Alternatively, using a set of five 10×15 foot benthic barriers (750 square feet total) allows the owner to treat 25% of the area every 45 days. By rotating the mats twice during the season, 50% of the shoreline is effectively sterilized for the following year. Total labor includes 4 hours for initial setup and 2 hours for each relocation. The result is a 95% reduction in local biomass with zero fragmentation risk to the rest of the lake.

The financial investment for this scenario includes approximately $500 in materials (geotextile, PVC, rebar). Given a 5-year lifespan, the cost is $100 per year. This is comparable to the cost of professional-grade rakes and disposal bags, but with significantly higher efficiency in preventing the spread of the infestation.

Final Thoughts

Eurasian Watermilfoil is a biological adversary that exploits traditional maintenance methods to its advantage.
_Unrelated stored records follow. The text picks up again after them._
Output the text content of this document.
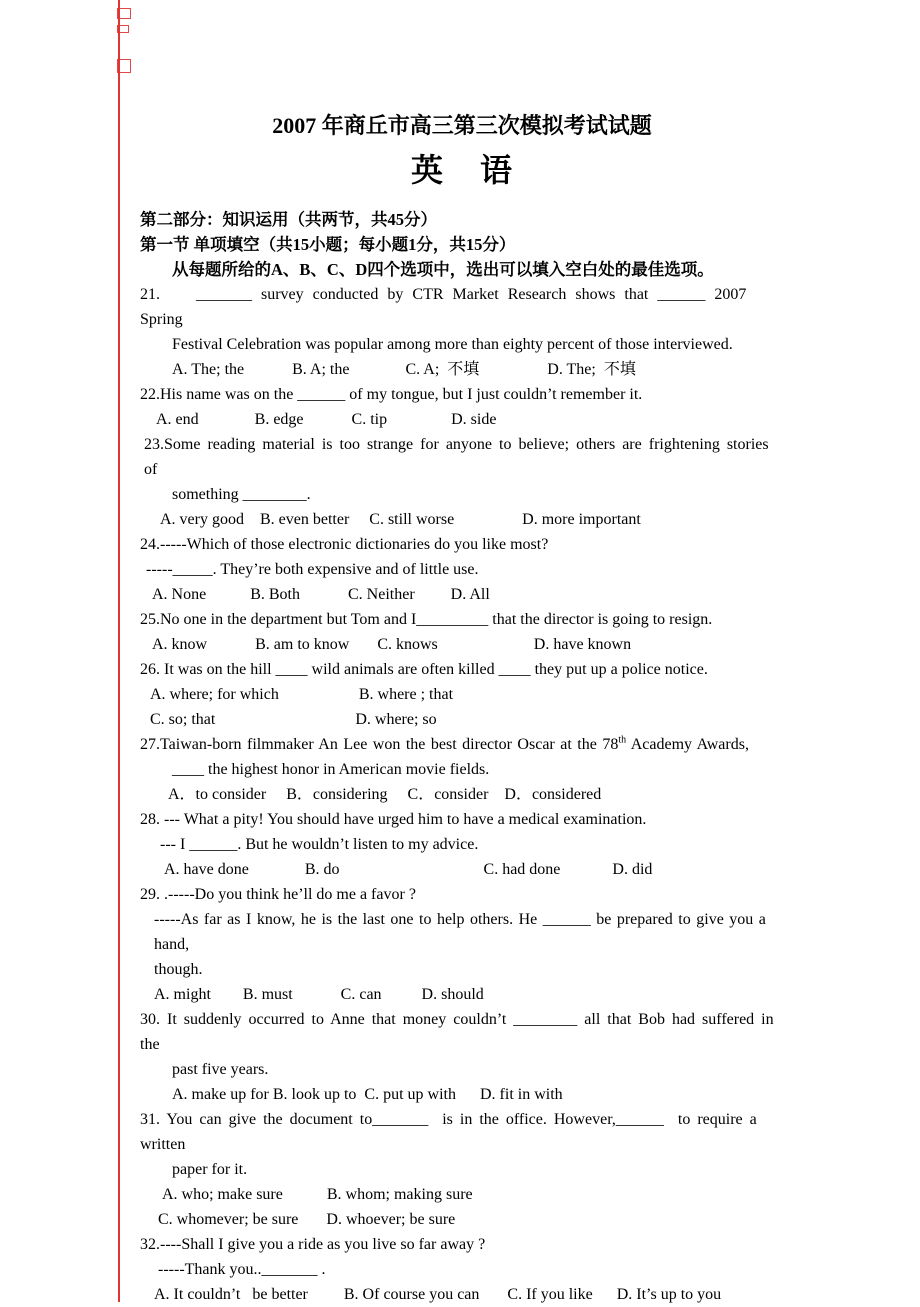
2007 年商丘市高三第三次模拟考试试题
英    语
第二部分：知识运用（共两节，共45分）
第一节 单项填空（共15小题；每小题1分，共15分）
从每题所给的A、B、C、D四个选项中，选出可以填入空白处的最佳选项。
21.    _______ survey conducted by CTR Market Research shows that ______ 2007 Spring
Festival Celebration was popular among more than eighty percent of those interviewed.
A. The; the            B. A; the              C. A;  不填                 D. The;  不填
22.His name was on the ______ of my tongue, but I just couldn’t remember it.
A. end              B. edge            C. tip                D. side
23.Some reading material is too strange for anyone to believe; others are frightening stories of
something ________.
A. very good    B. even better     C. still worse                 D. more important
24.-----Which of those electronic dictionaries do you like most?
-----_____. They’re both expensive and of little use.
A. None           B. Both            C. Neither         D. All
25.No one in the department but Tom and I_________ that the director is going to resign.
A. know            B. am to know       C. knows                        D. have known
26. It was on the hill ____ wild animals are often killed ____ they put up a police notice.
A. where; for which                    B. where ; that
C. so; that                                   D. where; so
27.Taiwan-born filmmaker An Lee won the best director Oscar at the 78th Academy Awards,
____ the highest honor in American movie fields.
A．to consider     B．considering     C．consider    D．considered
28. --- What a pity! You should have urged him to have a medical examination.
--- I ______. But he wouldn’t listen to my advice.
A. have done              B. do                                    C. had done             D. did
29. .-----Do you think he’ll do me a favor ?
-----As far as I know, he is the last one to help others. He ______ be prepared to give you a hand,
though.
A. might        B. must            C. can          D. should
30. It suddenly occurred to Anne that money couldn’t ________ all that Bob had suffered in the
past five years.
A. make up for B. look up to  C. put up with      D. fit in with
31. You can give the document to_______  is in the office. However,______  to require a written
paper for it.
A. who; make sure           B. whom; making sure
C. whomever; be sure       D. whoever; be sure
32.----Shall I give you a ride as you live so far away ?
-----Thank you.._______ .
A. It couldn’t   be better         B. Of course you can       C. If you like      D. It’s up to you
Manual raking, while seemingly productive, often catalyzes the fragmentation process that allows the plant to dominate an entire aquatic ecosystem. Transitioning to a strategy based on benthic barriers and suction harvesting addresses the root of the problem by eliminating light and removing the entire plant structure without breakage.

Success in lake management is measured by the reduction of viable propagules over time. By prioritizing localized eradication with barriers over superficial canopy removal with rakes, property owners can reclaim their waterfront while protecting the broader waterbody from further spread. Consistency in monitoring and a technical approach to installation are the only ways to win the battle against this highly adaptive invasive species.